Tenía los ojos fijos en ella, la
escultural figura lo miraba desafiante mientras su pecho se movía rítmicamente
a causa del cansancio. El combate se había prolongado más de lo esperado y
ambos contendientes se encontraban agotados por el esfuerzo. Earvin miró a la
espléndida mujer que tenía delante, observó el fiero brillo de sus ojos felinos
dispuestos a destrozarle el corazón de una estocada.
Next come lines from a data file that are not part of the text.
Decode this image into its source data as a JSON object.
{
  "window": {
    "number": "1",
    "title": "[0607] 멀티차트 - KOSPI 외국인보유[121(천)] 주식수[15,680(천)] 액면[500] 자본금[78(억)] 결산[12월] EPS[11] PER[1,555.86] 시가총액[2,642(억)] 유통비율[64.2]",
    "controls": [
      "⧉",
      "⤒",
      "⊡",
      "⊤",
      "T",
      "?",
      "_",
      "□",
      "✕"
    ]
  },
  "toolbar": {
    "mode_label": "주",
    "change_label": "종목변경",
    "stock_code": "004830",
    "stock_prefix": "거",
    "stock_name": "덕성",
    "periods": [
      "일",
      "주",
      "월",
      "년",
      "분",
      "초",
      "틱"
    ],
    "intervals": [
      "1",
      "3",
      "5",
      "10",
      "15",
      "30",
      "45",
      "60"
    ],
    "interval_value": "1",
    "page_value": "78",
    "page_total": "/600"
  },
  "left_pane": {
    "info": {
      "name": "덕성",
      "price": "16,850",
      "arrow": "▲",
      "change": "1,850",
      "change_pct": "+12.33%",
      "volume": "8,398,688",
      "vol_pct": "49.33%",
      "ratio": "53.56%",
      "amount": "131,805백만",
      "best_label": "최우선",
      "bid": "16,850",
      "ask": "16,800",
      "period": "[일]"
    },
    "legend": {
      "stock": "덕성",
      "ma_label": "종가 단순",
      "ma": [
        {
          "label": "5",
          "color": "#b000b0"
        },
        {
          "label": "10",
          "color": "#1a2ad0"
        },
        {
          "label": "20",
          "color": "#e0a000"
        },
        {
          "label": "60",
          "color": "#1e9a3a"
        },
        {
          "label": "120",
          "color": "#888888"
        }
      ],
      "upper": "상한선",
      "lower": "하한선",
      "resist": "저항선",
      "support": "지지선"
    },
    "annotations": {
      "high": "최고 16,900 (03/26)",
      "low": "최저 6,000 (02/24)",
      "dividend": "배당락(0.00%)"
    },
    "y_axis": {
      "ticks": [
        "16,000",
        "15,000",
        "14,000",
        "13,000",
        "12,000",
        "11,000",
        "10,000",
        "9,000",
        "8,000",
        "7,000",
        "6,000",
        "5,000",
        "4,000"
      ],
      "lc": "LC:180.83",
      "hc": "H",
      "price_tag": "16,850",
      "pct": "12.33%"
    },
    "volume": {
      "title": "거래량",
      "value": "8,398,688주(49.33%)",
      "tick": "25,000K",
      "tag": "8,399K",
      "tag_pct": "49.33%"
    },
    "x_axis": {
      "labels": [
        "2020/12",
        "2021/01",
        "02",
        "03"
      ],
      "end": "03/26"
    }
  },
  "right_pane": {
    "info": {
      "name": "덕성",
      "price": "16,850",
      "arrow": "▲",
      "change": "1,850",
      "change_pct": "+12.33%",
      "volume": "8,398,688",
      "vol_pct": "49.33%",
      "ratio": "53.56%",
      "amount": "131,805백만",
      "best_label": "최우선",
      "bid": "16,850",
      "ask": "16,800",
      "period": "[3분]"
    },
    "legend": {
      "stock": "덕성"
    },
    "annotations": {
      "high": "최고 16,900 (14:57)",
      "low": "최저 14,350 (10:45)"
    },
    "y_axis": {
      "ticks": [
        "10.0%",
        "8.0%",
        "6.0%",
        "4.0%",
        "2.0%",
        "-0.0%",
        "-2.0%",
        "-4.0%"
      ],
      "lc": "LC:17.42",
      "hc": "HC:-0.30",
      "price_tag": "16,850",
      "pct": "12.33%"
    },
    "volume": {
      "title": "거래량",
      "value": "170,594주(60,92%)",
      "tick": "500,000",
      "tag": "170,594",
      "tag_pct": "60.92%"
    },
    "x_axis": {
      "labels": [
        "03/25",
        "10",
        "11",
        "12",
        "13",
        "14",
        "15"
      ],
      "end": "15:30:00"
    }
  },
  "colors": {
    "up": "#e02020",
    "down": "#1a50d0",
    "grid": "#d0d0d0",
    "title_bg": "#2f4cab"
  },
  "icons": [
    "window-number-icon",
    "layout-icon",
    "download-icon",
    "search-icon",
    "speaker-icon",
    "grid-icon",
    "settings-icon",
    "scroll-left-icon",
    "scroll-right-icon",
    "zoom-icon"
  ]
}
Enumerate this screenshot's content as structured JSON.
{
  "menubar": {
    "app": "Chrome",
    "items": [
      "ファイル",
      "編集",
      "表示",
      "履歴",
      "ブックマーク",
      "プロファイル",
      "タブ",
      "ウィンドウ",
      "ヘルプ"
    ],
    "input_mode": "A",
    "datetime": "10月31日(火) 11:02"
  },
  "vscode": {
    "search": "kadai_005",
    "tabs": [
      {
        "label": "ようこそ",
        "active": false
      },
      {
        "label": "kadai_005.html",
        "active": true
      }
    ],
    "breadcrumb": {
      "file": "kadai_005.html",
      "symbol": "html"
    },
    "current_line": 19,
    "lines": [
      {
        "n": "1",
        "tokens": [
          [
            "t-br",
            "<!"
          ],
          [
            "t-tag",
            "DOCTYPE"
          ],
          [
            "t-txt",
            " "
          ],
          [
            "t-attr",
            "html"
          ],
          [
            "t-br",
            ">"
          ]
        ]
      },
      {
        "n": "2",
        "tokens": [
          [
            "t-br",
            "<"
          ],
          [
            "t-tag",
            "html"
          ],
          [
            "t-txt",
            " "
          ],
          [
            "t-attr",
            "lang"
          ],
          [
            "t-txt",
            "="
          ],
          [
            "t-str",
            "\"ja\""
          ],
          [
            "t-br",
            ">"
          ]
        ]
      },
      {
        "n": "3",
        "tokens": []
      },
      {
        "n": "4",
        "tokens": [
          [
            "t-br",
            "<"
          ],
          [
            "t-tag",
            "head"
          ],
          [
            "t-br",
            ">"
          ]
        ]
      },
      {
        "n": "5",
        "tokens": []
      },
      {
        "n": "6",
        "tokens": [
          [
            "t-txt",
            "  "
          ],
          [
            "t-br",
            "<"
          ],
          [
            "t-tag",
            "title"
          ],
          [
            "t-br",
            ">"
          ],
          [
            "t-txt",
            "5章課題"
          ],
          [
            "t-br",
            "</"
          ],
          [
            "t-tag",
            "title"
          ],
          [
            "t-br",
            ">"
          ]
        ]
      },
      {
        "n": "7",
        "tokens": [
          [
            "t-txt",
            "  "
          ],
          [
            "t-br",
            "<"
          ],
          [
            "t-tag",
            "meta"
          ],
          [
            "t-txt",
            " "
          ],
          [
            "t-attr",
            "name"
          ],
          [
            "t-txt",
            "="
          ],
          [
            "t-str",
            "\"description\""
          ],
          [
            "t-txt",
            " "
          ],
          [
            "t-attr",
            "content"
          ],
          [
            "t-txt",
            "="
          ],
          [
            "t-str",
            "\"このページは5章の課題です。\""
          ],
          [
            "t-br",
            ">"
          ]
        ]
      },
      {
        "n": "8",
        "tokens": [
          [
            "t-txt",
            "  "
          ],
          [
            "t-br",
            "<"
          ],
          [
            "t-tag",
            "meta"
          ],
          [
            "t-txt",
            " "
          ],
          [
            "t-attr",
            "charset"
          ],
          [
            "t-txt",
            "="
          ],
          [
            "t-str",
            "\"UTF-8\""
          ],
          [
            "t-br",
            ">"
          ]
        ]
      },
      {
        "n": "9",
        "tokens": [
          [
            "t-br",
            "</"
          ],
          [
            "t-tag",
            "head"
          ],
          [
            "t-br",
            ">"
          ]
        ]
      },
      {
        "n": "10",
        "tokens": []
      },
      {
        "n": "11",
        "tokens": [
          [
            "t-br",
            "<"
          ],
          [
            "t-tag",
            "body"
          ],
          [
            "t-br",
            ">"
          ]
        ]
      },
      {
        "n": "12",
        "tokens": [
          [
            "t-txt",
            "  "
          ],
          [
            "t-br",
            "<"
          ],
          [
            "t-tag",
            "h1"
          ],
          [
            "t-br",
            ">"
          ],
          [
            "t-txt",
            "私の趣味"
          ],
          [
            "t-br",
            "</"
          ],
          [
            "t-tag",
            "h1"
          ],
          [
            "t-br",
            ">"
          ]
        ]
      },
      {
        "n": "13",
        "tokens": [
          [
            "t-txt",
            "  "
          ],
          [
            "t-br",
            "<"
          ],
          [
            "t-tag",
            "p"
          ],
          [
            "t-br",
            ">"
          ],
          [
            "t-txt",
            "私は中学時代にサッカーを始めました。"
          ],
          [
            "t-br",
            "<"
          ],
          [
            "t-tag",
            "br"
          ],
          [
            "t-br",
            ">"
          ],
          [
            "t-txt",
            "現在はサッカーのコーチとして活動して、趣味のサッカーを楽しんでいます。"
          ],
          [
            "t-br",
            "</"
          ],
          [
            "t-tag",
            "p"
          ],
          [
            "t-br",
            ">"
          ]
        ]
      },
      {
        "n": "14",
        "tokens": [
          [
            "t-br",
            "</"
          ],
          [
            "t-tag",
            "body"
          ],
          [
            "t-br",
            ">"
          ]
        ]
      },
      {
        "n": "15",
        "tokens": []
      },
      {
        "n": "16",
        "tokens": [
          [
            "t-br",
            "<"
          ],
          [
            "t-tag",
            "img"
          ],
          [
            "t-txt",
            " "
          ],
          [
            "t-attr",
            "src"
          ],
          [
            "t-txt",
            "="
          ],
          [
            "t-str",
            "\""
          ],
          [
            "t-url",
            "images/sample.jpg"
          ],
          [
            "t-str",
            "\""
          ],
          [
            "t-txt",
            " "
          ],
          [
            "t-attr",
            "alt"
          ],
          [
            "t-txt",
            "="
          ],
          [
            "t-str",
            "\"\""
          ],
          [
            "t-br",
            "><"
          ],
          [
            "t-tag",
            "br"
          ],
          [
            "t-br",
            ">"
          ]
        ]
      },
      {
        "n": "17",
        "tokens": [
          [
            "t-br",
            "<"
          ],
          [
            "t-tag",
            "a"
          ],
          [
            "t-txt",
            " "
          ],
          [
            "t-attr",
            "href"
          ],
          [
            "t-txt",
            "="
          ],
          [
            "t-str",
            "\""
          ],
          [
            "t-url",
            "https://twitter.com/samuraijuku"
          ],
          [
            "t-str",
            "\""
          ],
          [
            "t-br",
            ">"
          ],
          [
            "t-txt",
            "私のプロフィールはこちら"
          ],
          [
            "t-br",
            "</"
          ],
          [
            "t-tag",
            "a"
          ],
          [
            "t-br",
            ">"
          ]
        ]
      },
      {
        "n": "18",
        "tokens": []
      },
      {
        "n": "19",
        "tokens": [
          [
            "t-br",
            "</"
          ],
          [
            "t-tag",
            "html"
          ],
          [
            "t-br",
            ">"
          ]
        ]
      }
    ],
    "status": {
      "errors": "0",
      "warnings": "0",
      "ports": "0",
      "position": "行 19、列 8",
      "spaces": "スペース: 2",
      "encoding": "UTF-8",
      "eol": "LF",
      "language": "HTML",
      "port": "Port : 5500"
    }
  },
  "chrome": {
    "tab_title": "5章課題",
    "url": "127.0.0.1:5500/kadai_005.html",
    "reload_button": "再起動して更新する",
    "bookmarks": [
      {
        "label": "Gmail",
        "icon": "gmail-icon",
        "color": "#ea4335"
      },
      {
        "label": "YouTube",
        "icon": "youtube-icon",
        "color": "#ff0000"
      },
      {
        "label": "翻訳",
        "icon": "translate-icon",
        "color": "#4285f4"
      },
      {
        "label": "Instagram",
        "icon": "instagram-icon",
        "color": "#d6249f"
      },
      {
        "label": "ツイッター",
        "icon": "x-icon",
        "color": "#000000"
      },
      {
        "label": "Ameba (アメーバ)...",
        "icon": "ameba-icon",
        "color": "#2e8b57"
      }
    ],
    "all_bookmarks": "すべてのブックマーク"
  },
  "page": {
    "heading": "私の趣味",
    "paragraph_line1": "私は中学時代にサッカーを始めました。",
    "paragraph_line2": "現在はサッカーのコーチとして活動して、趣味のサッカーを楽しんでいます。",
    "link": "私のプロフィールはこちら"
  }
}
Su mente se trasladó a
otros momentos y otros lugares, un tiempo en el que la mujer que tenía delante
había reinado en su vida destilando momentos de efímero placer, por un instante
parecía que su corazón blindado al dolor flaqueaba atravesado por los recuerdos
de una felicidad huida tiempo atrás. Aún ahora, no conseguía entender como
podía estar combatiendo con la mujer que amaba, no comprendía la traición que
le atenazaba las entrañas como un abrazo mortal. Le había dado todo a la mujer
que tenía ante sí, había renunciado a un reino, a una vida cubierta de gloria,
a la grandeza alcanzada en los campos de batalla, a los placeres mundanos por
satisfacer sus deseos más ínfimos, por rodearla de una felicidad que la hiciese
inmune al dolor. La miraba con la rabia acurrucada en su alma, con el corazón
encogido por el dolor; aún la amaba con la fuerza de mil gigantes, aún iría a
las mismas puertas del infierno y se enfrentaría a una legión de demonios
hambrientos de su alma por arrancarle una sonrisa de sus pérfidos labios. Había
sido un poeta acomodado entre los brazos de Hanna, así se llamaba la mujer que
lo miraba con desprecio, la mujer que un día cercenó la felicidad de su vida y
huyó en busca de una felicidad que nunca encontró. La persiguió durante años,
derrotó a enemigos formidables, venció en batallas colosales y con el paso del
tiempo y de múltiples guerras llegó a convertirse en leyenda. Un guerrero
formidable, un héroe dispuesto a sacrificar su vida por derrotar a la
injusticia. Una sonrisa se dibujo en sus labios, aquellos que contrataban sus
servicios, quienes buscaban al mercenario que no temía a la muerte, no sabían
que él ya había muerto mucho tiempo atrás, aniquilado por las pérfidas palabras
de una valkiria sedienta de poder y gloria. No temía a la muerte porque estaba
muerto, había regresado del infierno en el que luchó durante largo tiempo pero
su alma quedó atrapada allí, luchando por escapar de una prisión de
sentimientos que se había convertido en una eterna condena de un dolor
insufrible, resignada a vivir en el mundo de los muertos, esperando la llegada
de un cuerpo que aún no sabía que había muerto hacía tiempo, mucho tiempo.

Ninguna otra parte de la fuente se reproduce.